Ema: «Intervenga Gentiloni»

«Basta chiedere a Juncker e alle altre istituzioni europee competenti cosa stia accadendo intorno all’Ema». Una domanda semplice semplice. «Da rivolgere in modo pubblico». Perché sono tanti coloro che vogliono sapere con trasparenza se gli olandesi abbiano o no presentato una documentazione falsa sui costi di realizzazione delle strutture – è la tesi che in questi giorni si fa largo con insistenza al Parlamento Ue in seduta plenaria a Strasburgo – e anche se al ricorso in atto corrisponda una sospensione della procedura di assegnazione. Così, giusto per far capire a Bruxelles che forse sta facendo una brutta figura. Ma bisogna avere la volontà di agire che, in tal caso, corrisponde pure alla determinazione di riuscire a strappare in extremis la sede dell’Agenzia del farmaco persa alla monetina, appunto con l’Olanda, dopo un’estenuante serie di votazioni che hanno svelato quanto l’Italia sia poco capace nell’arte della moral suasion. E pensare che siamo il Paese di Machiavelli. Comunque, l’eurodeputata Lara Comi (Ppe-Fi) non ha dubbi nel ritenere che, «se davvero s’intendono riaprire i giochi», ci debba essere un impegno solido e immediato da parte di Roma: «Il premier Paolo Gentiloni deve venire qui e far valere le nostre ragioni. Non è sufficiente mandare il ministro. Deve pensarci lui. Deve farla lui la domanda al presidente della Commissione europea».

Insomma, il capo del Governo uscente deve mettere alle strette il lussemburghese Jean-Claude Juncker, e cercare di far riaprire la procedura. Che, altrimenti, ricorso o non ricorso, rimane nel limbo dell’incertezza con la conseguenza che Milano non avrà mai l’Ema nonostante Amsterdam, a oltre due mesi dall’assegnazione, non sia ancora in grado di accoglierla: da noi ci sono le strutture lasciate in dote dall’Expo 2015, da loro le stanno finendo di costruire. Ma questo, per il momento, non cambia nulla. Poiché gli olandesi sin dall’inizio avevamo dichiarato che la sede non sarebbe stata pronta in tempo. In più c’è il problema dei documenti sui quali, con impulso del Ppe, ci sarà un’indagine parlamentare. Quindi, due elementi di carattere tecnico che potrebbero fare gioco nella complicata partita politica: è in corso un acceso dibattito sulla valutazione dei criteri e a breve ci sarà l’ispezione di una commissione d’inchiesta in Olanda. Ma, come spiega il presidente del Parlamento europeo a margine della sessione plenaria di ieri in corso da lunedì scorso fino a domani, Antonio Tajani, «questo rientra nelle competenze della Commissione europea che decide nell’interesse dei cittadini», mentre «l’aula sovrana deciderà in autonomia se riaprire il procedimento».
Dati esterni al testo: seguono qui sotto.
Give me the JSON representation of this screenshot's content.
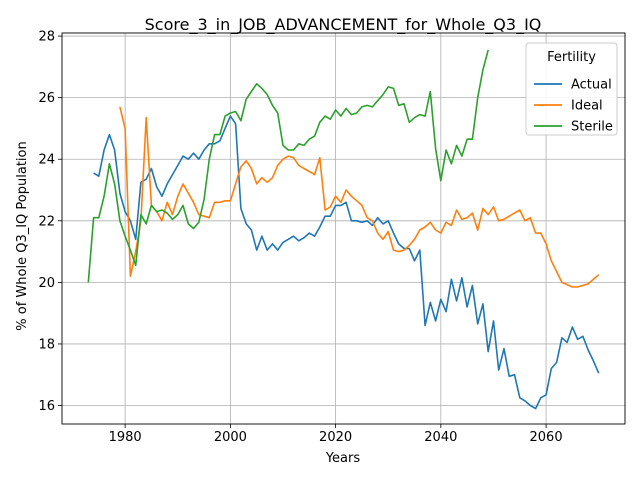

Di fatto il quadro è molto fluido. E come tale rischia di scivolare via. Poco si sa a Strasburgo di quanto in concreto stia avvenendo. Sicché, nell’incertezza, le aspirazioni milanesi rischiano di dissolversi anche di fronte a questa nuova opportunità.

Perciò la saronnese Comi, fra una riunione e l’altra, all’indomani del dibattito sulla relazione del presidente della Bce Mario Draghi e dell’intervento del premier croato Andrej Plenkovic, infila l’appello a Gentiloni affinché si dia una mossa. «Qui si sente la mancanza dei nostri vertici istituzionali», afferma. «Quando non si fa valere il proprio peso politico, si perde la partita. C’è un’occasione, sfruttiamola. Si deve presentare il premier, altrimenti non ci prendono neanche in considerazione. Non a caso, prima in aula, alcuni colleghi olandesi mi hanno chiesto se per l’Ema stiamo facendo sul serio con il ricorso o se è la solita sceneggiata italiana. Emmanuel Macron e Angela Merkel, se fosse capitato ai francesi o ai tedeschi, si sarebbero prima precipitati qui a Strasburgo e subito dopo a Bruxelles». Il tempo di prendere fiato ed ecco la sentenza: questo è un chiaro esempio di quando si dice che alla Ue l’Italia non ha peso.

Il problema è che questo peso si deve conquistare. E già sapere se ci sia una sospensione dovuta al ricorso darebbe un primo passo. Al quale far seguire i successivi per ribaltare l’indicazione di una monetina. «La Commissione deve esporsi, deve spiegare cosa accade». Certo, bisogna chiederglielo ufficialmente.